Johannes Johannes Darius Darius scripsit wrote atramento with ink nimphirii of nimphirius per by (thru) ipsum himself Kiriaco Kiriacus A[n]conitano of Ancona ad scribendum to write adducto. having been persuaded.

After revolving this a while on my own, my tentative conclusion is that what this means is Giovanni Dario persuaded Cyriacus of Ancona to write this out (presumably, just as Lehmann says, because he couldn't make heads or tails of it, but knew that Cyriacus could, being an expert in such things), and then Dario made a fair copy in ink.

This leaves "nimphirii" up in the air; I'm really sorry not to have been able to find a facsimile of Dario's text anywhere, since this hapax doesn't leave me at all convinced. *Nimphidius (Nymphidius) would be an attested personal name — Tac. Hist. I.5, Sid. Ap., Ep. V.2, although it might not have survived another millennium thru to Dario's time — and *Nimphaeus would refer to Nymphaea, one of two possible Aegean islands (Pliny, N. H., V.134, 135), to Nymphais, an island offshore of Lycia (Pliny, N. H., V.131), or to Nymphaeum, the Illyrian cape and port (Pliny, N. H., III.144, Caes., B. C. III.26, Liv. XLII.36) — all of which were in the Byzantine orbit at the time — as well as to several other less likely places.
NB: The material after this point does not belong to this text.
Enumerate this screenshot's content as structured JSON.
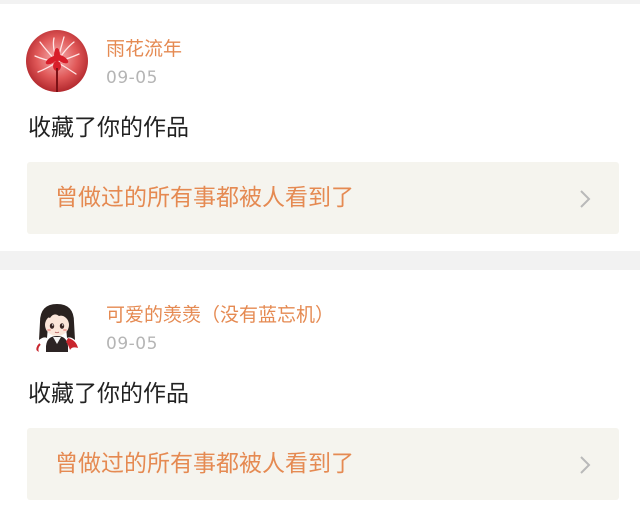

b Vasiliev's article enters the public domain only in 2024, so we'll have to wait till then before I put it online; but it is cited by the author of our article only for its verbatim quote of the relevant passage of Tafur's text — as translated by Malcolm Letts, Pero Tafur: Travels and Adventures (1435‑1439) (New York, London: Harper & Brothers 1926) in The Broadway Travellers series edited by Sir E. Denison Ross and Eileen Power — which can be found at Silk Road Seattle. The passage is as follows:

 [p140] As we came out we saw at the door of the church a great column of stone, higher than the great chapel itself, and on the top is a great horse of gilded brass, upon which is a knight with one arm raised, pointing with the finger towards Turkey, and in the other he holds an orb, as a sign that all the world is in his hand. One day it was blown down in a great storm, and the orb fell from the hand, and they say that it is as large as a 15gallon jar, but from below it looks like an orange, so that one can judge how high the statue is. They say that to secure that orb, and to fasten the horse with chains, to prevent its being blown down in the high winds, cost 8000 ducats. This knight, they say, is Constantine, and that he prognosticated that from that quarter which he indicated with his finger would come the destruction of Greece, and so it was.

[Vasiliev notes that "orb" is the word used in the English translation, where the original Spanish text (which I have not seen) has mançana = apple; and that "15 gallons" is a translator rendering of "cinco arrobas", the arroba being a very variable liquid measure.]